I have a problem with McLaurin series. I never know when to stop. How do I know if O(x³) is adequate, or O(x⁵)?

Let's take this exam question as an example.

$$\lim_{x \to 0} \frac{(x+1)e^x -1-2x}{cosx-1}$$
$$\frac{(x+1)e^x -1-2x}{cosx-1} = \frac{(x+1)(1+x+\frac{x^2}{2!}+...) -1-2x}{1-\frac{x^2}{2!}+...-1} =$$
$$\frac{(1+2x+\frac{3x^2}{2}+O(x^3) -1-2x}{-\frac{x^2}{2}+O(x^4)} =$$
$$\frac{\frac{3x^2}{2}+O(x^3)}{-\frac{x^2}{2}+O(x^4)} =<br /> \frac{\frac{3}{2}+O(x^3)}{-\frac{1}{2}+O(x^4)} = -3$$

How do I know to stop at O(x³) for e^x and at O(x⁴) for cosx? Any tactics?

Homework Equations

$$e^x = 1+x+\frac{x^2}{2!}+\frac{x^3}{3!}+...+ \frac{x^n}{n!}+O(x^{n+1})$$
$$cosx = 1+x+\frac{x^2}{2!}+\frac{x^4}{4!}+...+(-1)^{n-1} \frac{x^{2n}}{2n!}+O(x^{2n+2})$$

The Attempt at a Solution

...?

 

[Hurkyl]

I have a problem with McLaurin series. I never know when to stop. How do I know if O(x³) is adequate, or O(x⁵)?

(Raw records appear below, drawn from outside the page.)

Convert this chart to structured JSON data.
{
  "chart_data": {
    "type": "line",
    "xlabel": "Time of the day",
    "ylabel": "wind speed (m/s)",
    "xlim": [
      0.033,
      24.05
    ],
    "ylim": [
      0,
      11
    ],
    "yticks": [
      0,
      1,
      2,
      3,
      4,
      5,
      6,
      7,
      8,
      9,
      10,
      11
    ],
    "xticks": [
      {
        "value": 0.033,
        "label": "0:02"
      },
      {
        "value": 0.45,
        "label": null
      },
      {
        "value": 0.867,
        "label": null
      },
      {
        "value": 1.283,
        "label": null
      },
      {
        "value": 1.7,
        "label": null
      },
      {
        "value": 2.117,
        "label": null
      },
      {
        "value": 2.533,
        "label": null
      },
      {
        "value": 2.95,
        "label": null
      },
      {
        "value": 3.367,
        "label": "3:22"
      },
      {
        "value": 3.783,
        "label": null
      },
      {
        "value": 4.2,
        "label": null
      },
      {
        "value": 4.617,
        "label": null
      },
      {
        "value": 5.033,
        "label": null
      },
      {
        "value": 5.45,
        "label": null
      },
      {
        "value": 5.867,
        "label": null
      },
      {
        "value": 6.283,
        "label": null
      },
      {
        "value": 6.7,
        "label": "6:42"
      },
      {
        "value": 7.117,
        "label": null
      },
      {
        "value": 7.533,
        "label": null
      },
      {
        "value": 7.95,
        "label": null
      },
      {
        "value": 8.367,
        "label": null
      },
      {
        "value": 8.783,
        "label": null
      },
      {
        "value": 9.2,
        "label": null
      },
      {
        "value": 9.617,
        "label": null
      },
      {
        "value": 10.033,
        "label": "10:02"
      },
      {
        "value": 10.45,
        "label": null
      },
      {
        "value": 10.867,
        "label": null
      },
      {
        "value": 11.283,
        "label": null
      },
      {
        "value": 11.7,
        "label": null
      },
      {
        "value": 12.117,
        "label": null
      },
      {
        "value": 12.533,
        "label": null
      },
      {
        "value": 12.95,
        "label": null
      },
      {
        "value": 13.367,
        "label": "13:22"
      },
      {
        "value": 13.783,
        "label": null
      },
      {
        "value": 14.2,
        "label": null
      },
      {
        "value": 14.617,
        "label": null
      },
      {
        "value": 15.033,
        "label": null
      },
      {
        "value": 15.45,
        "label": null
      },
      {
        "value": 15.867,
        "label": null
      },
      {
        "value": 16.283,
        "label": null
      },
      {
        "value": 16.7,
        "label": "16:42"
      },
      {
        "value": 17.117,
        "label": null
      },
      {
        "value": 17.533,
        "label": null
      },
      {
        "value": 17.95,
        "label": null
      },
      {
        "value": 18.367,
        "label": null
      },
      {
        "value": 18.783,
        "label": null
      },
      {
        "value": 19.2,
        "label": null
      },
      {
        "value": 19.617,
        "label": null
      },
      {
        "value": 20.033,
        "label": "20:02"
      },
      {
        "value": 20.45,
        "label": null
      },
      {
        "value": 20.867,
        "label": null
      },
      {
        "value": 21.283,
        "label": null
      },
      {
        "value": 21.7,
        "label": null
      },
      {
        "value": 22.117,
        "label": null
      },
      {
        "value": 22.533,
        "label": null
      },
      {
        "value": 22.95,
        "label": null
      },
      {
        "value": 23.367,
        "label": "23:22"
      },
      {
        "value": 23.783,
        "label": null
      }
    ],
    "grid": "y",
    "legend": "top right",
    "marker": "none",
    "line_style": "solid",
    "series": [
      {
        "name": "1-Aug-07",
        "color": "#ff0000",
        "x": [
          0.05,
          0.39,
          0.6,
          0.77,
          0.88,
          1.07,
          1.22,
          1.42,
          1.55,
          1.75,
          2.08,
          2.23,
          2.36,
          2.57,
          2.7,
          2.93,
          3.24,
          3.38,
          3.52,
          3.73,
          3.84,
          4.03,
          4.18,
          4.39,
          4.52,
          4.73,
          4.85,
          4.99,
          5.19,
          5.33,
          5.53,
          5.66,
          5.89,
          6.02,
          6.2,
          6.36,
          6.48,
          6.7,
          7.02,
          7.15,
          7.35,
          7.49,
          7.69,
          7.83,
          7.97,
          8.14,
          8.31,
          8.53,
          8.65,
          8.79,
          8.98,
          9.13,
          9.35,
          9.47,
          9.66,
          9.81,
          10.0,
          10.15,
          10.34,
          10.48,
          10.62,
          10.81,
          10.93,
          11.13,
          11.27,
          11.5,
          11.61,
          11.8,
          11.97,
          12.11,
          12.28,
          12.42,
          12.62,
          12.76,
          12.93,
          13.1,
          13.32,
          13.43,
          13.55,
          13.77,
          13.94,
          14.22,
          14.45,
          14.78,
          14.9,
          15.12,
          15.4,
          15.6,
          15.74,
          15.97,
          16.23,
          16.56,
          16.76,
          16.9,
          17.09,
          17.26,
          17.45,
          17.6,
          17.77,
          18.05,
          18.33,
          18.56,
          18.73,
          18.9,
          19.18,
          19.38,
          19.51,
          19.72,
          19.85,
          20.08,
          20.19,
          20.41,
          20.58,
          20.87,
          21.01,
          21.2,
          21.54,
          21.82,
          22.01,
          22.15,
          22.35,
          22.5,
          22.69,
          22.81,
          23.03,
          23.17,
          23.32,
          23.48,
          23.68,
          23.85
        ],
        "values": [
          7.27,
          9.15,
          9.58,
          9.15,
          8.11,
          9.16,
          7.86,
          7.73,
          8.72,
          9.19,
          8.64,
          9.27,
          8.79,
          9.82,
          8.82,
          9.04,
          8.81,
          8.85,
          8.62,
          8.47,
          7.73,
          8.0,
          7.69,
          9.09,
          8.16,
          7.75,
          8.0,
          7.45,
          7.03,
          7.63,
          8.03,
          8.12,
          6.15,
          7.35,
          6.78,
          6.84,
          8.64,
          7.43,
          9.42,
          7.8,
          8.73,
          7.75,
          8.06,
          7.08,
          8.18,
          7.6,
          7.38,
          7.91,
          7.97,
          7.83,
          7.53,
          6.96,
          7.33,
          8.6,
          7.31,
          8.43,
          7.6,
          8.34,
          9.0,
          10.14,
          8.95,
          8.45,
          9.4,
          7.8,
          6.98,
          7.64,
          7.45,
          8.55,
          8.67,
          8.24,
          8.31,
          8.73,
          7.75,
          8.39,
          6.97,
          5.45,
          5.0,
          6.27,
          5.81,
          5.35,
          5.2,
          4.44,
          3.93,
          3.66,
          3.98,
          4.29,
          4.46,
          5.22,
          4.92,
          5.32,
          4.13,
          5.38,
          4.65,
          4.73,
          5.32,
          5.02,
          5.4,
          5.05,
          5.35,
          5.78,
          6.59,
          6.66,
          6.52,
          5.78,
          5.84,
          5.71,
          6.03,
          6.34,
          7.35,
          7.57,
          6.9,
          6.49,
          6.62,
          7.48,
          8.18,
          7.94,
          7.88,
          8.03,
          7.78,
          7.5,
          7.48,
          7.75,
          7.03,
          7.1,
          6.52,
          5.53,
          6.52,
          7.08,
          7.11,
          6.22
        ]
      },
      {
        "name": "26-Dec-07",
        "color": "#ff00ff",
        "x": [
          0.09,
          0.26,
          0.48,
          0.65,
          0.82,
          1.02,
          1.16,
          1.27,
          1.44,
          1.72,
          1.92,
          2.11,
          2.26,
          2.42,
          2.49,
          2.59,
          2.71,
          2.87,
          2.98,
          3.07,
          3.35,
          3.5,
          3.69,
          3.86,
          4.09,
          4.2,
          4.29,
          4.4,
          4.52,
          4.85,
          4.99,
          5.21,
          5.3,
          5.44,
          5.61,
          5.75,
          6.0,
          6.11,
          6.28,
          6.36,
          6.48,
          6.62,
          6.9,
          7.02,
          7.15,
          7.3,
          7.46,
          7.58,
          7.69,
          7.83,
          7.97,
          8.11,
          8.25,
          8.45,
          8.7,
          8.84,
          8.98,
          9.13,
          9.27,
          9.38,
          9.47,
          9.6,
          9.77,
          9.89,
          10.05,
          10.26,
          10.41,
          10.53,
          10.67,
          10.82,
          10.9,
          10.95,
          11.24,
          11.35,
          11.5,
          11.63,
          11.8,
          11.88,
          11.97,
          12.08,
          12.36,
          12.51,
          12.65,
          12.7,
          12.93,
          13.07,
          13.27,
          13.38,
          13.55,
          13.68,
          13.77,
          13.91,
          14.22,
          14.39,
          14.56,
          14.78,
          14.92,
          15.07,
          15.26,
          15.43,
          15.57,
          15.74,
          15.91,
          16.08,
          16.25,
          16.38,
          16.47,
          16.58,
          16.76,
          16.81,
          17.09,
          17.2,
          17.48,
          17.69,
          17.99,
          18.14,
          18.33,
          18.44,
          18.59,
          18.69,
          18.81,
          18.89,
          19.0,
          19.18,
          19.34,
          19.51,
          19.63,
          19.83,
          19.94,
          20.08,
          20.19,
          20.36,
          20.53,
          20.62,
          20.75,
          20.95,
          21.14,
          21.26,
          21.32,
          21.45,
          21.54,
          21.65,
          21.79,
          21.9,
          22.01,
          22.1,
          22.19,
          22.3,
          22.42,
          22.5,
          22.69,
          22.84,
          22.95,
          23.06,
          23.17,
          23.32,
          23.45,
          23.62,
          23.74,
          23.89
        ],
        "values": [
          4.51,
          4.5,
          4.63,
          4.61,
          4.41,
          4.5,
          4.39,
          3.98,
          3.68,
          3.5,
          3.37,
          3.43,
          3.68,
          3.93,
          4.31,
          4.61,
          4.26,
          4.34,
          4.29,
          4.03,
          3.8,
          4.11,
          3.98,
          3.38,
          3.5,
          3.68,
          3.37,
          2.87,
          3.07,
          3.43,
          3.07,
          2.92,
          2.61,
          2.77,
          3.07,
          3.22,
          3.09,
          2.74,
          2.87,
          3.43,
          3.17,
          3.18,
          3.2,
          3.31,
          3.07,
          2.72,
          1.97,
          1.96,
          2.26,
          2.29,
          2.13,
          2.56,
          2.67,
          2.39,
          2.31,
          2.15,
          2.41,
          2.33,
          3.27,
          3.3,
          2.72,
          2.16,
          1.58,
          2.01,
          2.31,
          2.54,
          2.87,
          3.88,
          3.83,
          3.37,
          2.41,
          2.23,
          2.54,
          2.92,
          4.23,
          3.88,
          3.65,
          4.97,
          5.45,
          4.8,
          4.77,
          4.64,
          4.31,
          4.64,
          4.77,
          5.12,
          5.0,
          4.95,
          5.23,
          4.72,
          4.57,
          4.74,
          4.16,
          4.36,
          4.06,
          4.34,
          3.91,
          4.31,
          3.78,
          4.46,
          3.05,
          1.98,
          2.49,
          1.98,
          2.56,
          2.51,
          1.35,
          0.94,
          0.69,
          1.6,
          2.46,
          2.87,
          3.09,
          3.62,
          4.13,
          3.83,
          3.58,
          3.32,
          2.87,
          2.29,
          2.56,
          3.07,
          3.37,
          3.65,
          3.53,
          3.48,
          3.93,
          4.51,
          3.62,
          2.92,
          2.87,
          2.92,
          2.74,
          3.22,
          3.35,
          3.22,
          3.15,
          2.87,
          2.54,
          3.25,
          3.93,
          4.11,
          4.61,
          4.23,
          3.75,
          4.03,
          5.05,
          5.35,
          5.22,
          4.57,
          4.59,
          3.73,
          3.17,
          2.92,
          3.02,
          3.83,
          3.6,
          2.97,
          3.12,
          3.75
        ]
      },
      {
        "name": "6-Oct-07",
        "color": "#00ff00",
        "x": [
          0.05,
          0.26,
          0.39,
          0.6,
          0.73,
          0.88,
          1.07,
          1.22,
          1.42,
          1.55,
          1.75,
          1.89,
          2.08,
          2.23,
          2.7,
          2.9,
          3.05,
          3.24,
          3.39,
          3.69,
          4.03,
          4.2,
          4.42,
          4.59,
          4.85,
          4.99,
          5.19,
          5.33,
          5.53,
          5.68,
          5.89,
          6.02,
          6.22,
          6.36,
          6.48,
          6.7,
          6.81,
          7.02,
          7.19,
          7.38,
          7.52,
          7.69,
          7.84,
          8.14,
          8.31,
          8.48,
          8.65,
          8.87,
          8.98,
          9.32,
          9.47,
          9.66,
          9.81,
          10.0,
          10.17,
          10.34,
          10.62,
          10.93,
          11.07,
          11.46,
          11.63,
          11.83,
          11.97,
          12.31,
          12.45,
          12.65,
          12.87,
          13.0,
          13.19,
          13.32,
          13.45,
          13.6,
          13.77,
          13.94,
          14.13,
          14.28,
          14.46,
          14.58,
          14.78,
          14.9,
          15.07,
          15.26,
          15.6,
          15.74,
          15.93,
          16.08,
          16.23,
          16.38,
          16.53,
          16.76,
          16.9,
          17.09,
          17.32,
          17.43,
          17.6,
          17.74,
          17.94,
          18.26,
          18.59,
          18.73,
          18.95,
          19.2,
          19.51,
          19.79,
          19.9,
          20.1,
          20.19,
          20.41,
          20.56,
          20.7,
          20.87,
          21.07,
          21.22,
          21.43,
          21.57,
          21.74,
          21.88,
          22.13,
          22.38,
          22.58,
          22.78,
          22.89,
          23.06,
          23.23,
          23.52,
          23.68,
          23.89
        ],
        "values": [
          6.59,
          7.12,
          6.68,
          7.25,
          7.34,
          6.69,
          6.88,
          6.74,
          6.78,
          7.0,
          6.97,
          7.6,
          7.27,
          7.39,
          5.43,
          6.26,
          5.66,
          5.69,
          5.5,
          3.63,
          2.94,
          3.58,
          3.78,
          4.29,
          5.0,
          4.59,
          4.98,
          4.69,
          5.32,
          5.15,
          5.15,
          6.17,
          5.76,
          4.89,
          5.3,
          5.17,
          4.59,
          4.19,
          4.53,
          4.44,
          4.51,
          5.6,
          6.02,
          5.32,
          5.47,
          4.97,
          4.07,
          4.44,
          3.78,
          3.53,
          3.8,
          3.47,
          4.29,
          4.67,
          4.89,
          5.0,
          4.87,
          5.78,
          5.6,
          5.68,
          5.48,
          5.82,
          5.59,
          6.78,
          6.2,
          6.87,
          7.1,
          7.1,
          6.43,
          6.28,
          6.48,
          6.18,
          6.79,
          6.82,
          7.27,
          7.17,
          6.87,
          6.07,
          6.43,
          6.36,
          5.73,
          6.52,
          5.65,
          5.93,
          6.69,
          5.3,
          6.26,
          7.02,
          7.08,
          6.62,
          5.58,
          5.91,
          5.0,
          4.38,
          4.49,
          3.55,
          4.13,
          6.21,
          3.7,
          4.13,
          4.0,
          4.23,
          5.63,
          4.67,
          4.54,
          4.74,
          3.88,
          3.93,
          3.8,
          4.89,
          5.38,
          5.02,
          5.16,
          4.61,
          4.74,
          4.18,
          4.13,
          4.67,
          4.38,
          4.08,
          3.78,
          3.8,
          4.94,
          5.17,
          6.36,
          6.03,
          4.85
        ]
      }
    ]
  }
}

The application tells you.

If you're looking to approximate the value of a function, you use the Taylor remainder theorem (or similar) to compute how many terms you need.

In this application you had in your post, you note that

$$\lim_{x \rightarrow 0} \frac{O(x^2)}{O(x^2)}$$

is undetermined, so the first-order approximation is inadequate.